A pressão era insustentável, o país estava literalmente insustentável, e Honecker, contrariado nas filosofias que adotara, se demitiu do cargo em outubro de 1989. Largou a responsabilidade de uma solução para o fim da pressão nas mãos do sucessor, Egon Krenz, mas logo ele se viu perdido diante da convulsão que tomou conta das ruas e do Politiburo alemão-oriental. Sem saída, Krenz não viu outro caminho, “vamos abrir o muro” era como se ele havia dito. Não disse quando, mas foi o suficiente para uma cidade inteira tomar a ruas de assalto em direção a fronteira.

Era a receita para um verdadeiro banho de sangue. Sem aviso e sem informação de quando e como seria a abertura do muro, o exercito alemão-oriental não sabia exatamente o que fazer. Mas a orientação que ficou diante do desencontro de informações era uma: “um carimbo simples antes que cruzem a fronteira”, instrução que, depois de milhares e milhares de pessoas atravessando o muro, foi descartada. Simbolicamente, e na maior festa possível entre berlinenses dos dois lados, caia o muro da vergonha, a “Bastilha” alemã que por 28 anos dividiu o mundo.

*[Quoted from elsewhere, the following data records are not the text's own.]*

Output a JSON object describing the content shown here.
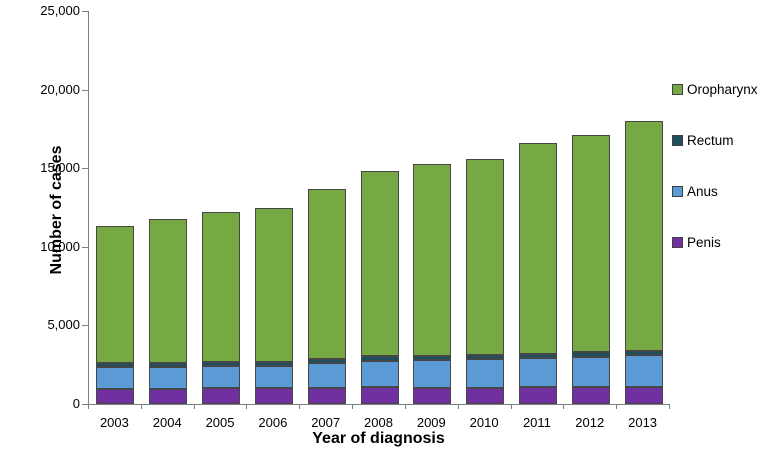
{
  "chart_data": {
    "type": "bar",
    "subtype": "stacked-vertical",
    "title": "",
    "xlabel": "Year of diagnosis",
    "ylabel": "Number of cases",
    "ylim": [
      0,
      25000
    ],
    "ytick_step": 5000,
    "ytick_labels": [
      "0",
      "5,000",
      "10,000",
      "15,000",
      "20,000",
      "25,000"
    ],
    "grid": false,
    "categories": [
      "2003",
      "2004",
      "2005",
      "2006",
      "2007",
      "2008",
      "2009",
      "2010",
      "2011",
      "2012",
      "2013"
    ],
    "series": [
      {
        "name": "Penis",
        "color": "#7030A0",
        "values": [
          950,
          950,
          1000,
          1000,
          1050,
          1100,
          1050,
          1050,
          1100,
          1100,
          1100
        ]
      },
      {
        "name": "Anus",
        "color": "#5B9BD5",
        "values": [
          1400,
          1400,
          1450,
          1450,
          1550,
          1650,
          1750,
          1800,
          1800,
          1900,
          2000
        ]
      },
      {
        "name": "Rectum",
        "color": "#1F4E5F",
        "values": [
          250,
          250,
          250,
          250,
          280,
          280,
          280,
          280,
          300,
          300,
          300
        ]
      },
      {
        "name": "Oropharynx",
        "color": "#76A844",
        "values": [
          8700,
          9200,
          9500,
          9800,
          10820,
          11770,
          12220,
          12470,
          13400,
          13800,
          14600
        ]
      }
    ],
    "totals": [
      11300,
      11800,
      12200,
      12500,
      13700,
      14800,
      15300,
      15600,
      16600,
      17100,
      18000
    ],
    "legend": {
      "position": "right",
      "items": [
        {
          "label": "Oropharynx",
          "color": "#76A844"
        },
        {
          "label": "Rectum",
          "color": "#1F4E5F"
        },
        {
          "label": "Anus",
          "color": "#5B9BD5"
        },
        {
          "label": "Penis",
          "color": "#7030A0"
        }
      ]
    },
    "colors": {
      "axis": "#7f7f7f",
      "bar_border": "#464646",
      "text": "#000000",
      "background": "#ffffff"
    }
  }
}
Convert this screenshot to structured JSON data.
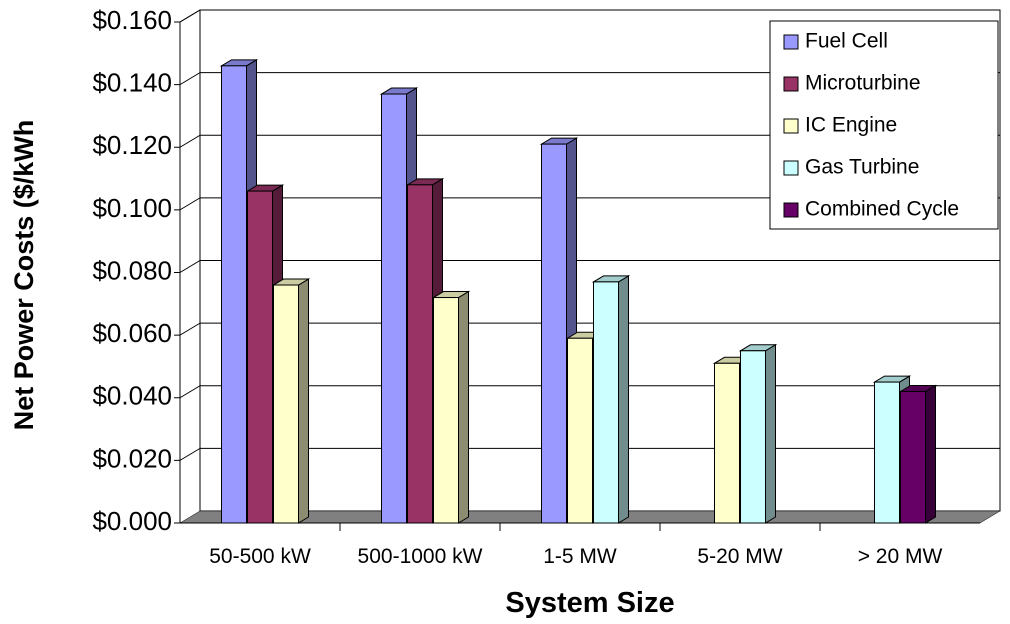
{
  "chart_data": {
    "type": "bar",
    "xlabel": "System Size",
    "ylabel": "Net Power Costs ($/kWh",
    "ylim": [
      0,
      0.16
    ],
    "yticks": [
      "$0.000",
      "$0.020",
      "$0.040",
      "$0.060",
      "$0.080",
      "$0.100",
      "$0.120",
      "$0.140",
      "$0.160"
    ],
    "grid": true,
    "legend_position": "top-right",
    "categories": [
      "50-500 kW",
      "500-1000 kW",
      "1-5 MW",
      "5-20 MW",
      "> 20 MW"
    ],
    "series": [
      {
        "name": "Fuel Cell",
        "color": "#9999ff",
        "values": [
          0.146,
          0.137,
          0.121,
          null,
          null
        ]
      },
      {
        "name": "Microturbine",
        "color": "#993366",
        "values": [
          0.106,
          0.108,
          null,
          null,
          null
        ]
      },
      {
        "name": "IC Engine",
        "color": "#ffffcc",
        "values": [
          0.076,
          0.072,
          0.059,
          0.051,
          null
        ]
      },
      {
        "name": "Gas Turbine",
        "color": "#ccffff",
        "values": [
          null,
          null,
          0.077,
          0.055,
          0.045
        ]
      },
      {
        "name": "Combined Cycle",
        "color": "#660066",
        "values": [
          null,
          null,
          null,
          null,
          0.042
        ]
      }
    ]
  }
}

A Alemanha cosmopolita e forte economincamente comemora com balões os 25 anos da queda do muro (Viagem em Pauta)

O gesto, lembrado neste ano num misto de alegria, saudosismo e novas esperanças, foi o estopim para o processo caro, porém esperado há anos, de reunificação da Alemanha, hoje uma potencia econômica e uma das vozes maiores das decisões europeias e mundiais. Isto, sem contar que a queda do muro também representou também o fim sem volta do comunismo em todo o leste europeu. Marcas de um simples gesto que, passados 25 anos, ainda tem um significado mais do que importante, não apenas para o estado atual do mapa e das relações entre países no mundo, mas também como símbolo da união entre iguais numa nação forjada em guerras, períodos negros e trabalho.

Regan pediu, Gorbi nem precisou atender, o muro caiu e a Alemanha é uma só.